Dans cette vidéo, on y voit le SARS-CoV-2 modélisé bouger selon l’un des algorithmes de mouvement établis par l’équipe :

Ce nouveau modèle informatique du SARS-CoV-2 fournit également un cadre dans lequel les chercheurs pourront intégrer des informations supplémentaires dès que de nouvelles découvertes seront faites. Voth et ses collègues espèrent qu’il s’avérera utile pour la conception de médicaments contre d’autres coronavirus également ainsi que pour comprendre les mutations qui peuvent survenir, comme celles récemment détectées au Royaume-Uni et en Afrique du Sud.

« Créer un modèle multi-échelle de l’ensemble du virus et intégrer rapidement toutes ces informations est un grand pas en avant technologique », déclare Voth. « Je suis vraiment fier de mon laboratoire. Nous l’avons fait en un temps record, vraiment – quelques mois seulement. S’il y a un aspect positif à cette pandémie, j’espère qu’elle fera progresser nos outils de lutte contre les virus au-delà de celui responsable de la COVID-19, du VIH et contre tout nouveau coronavirus qui pourrait apparaître à l’avenir ».

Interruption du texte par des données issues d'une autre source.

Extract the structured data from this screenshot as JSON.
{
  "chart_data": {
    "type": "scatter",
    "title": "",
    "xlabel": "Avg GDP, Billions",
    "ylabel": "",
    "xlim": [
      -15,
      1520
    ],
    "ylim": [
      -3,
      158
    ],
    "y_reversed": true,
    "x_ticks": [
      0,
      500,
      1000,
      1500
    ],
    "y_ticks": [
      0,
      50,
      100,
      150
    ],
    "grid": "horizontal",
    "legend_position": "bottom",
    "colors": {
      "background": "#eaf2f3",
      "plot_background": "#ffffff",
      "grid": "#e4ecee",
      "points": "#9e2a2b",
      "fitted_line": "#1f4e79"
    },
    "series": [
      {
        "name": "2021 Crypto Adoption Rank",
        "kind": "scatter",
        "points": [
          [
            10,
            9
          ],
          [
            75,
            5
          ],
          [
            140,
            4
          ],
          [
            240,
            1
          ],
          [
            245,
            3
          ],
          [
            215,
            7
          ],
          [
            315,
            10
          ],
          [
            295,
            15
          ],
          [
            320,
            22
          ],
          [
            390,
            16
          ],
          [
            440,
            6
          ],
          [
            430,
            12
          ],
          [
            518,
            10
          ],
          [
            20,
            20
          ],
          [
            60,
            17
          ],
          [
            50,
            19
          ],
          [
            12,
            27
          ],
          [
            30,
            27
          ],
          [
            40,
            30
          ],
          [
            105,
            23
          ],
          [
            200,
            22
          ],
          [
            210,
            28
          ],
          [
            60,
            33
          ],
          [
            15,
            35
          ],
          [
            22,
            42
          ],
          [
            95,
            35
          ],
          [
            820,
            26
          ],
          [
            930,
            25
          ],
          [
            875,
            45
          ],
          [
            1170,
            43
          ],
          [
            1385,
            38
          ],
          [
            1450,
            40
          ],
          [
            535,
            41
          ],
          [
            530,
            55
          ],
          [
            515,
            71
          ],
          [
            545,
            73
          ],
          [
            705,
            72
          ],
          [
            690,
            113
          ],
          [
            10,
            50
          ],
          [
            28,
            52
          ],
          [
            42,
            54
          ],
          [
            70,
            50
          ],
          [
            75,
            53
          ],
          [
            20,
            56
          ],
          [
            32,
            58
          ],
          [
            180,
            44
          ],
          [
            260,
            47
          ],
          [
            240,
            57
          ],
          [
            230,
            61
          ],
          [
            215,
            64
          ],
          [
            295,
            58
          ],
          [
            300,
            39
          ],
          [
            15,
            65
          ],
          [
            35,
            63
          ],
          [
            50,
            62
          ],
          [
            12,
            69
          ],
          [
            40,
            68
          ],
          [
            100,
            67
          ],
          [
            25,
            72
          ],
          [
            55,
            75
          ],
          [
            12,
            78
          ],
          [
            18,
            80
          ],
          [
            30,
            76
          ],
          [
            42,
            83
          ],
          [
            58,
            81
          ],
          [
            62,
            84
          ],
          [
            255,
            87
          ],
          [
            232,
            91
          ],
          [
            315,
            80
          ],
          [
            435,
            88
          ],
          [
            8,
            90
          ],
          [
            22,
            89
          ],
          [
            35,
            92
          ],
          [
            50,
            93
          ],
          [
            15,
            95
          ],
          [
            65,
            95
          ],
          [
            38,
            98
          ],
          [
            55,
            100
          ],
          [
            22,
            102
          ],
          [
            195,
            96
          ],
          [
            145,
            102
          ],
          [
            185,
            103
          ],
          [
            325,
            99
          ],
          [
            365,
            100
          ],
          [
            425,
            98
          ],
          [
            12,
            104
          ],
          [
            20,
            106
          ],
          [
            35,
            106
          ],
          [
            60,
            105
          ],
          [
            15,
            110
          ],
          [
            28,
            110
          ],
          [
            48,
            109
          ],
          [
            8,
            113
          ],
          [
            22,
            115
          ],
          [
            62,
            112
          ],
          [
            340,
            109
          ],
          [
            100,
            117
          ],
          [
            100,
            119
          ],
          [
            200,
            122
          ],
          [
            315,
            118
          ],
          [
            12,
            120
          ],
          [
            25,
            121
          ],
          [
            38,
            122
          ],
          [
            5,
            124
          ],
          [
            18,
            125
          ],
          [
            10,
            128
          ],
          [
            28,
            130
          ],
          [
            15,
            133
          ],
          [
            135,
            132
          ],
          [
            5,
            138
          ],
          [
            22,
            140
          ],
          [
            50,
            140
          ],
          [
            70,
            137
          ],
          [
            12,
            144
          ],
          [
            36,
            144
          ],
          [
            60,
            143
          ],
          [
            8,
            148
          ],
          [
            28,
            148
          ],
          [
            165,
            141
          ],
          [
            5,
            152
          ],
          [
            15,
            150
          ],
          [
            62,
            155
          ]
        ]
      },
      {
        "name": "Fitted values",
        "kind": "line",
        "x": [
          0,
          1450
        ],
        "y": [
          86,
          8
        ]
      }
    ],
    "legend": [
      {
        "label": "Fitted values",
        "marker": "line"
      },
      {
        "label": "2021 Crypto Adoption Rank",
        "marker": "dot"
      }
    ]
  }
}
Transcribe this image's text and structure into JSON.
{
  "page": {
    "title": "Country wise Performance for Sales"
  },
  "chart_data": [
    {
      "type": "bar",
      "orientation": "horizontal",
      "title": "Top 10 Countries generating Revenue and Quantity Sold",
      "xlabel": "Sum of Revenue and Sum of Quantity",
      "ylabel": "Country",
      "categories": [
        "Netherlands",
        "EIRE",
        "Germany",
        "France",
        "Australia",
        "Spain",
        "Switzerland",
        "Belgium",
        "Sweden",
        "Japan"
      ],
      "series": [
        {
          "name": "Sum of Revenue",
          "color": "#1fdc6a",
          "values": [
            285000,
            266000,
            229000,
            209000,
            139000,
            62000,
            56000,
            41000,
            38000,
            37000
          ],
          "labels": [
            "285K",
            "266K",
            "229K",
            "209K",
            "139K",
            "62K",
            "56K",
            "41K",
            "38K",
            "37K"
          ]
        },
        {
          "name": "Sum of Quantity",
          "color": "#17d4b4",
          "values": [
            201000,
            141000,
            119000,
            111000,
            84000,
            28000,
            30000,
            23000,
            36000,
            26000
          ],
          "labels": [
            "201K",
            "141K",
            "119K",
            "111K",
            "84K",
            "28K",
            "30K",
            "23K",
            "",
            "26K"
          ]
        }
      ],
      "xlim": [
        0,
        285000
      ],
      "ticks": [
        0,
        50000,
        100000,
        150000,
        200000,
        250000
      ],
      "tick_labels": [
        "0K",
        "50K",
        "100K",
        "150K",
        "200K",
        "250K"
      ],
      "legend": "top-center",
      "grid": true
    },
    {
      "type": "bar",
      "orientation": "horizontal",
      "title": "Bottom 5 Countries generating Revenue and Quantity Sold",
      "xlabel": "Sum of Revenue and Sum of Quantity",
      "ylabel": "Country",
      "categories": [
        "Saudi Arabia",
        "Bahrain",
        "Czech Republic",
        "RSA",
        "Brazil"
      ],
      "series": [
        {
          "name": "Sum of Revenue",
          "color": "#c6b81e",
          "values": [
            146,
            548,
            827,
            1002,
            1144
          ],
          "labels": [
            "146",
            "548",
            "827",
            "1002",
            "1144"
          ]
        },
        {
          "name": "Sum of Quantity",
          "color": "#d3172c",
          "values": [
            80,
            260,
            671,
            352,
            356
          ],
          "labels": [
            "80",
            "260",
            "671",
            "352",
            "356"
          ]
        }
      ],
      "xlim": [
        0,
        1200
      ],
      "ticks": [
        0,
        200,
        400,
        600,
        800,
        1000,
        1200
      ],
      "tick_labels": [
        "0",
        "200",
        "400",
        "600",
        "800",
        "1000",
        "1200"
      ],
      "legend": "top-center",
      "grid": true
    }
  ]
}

Par le passé, les simulations informatiques (CG) des processus viraux ont permis d’élucider un large éventail de mécanismes pour différentes maladies. Par exemple, dans le cas du VIH, les simulations CG ont contribué à la compréhension de l’auto-assemblage de la capside et de la reconnaissance et du blocage de l’activité virale par les récepteurs du système immunitaire inné, ainsi que de son inhibition par diverses molécules médicamenteuses. « Il est probable que des sondes moléculaires dans les processus impliquant un modèle holistique du virion du SARS-CoV-2 puissent aider à révéler de nouvelles voies pour combattre le virus en exploitant des mécanismes viraux impliquant un comportement à grande échelle », écrivent les chercheurs dans le document.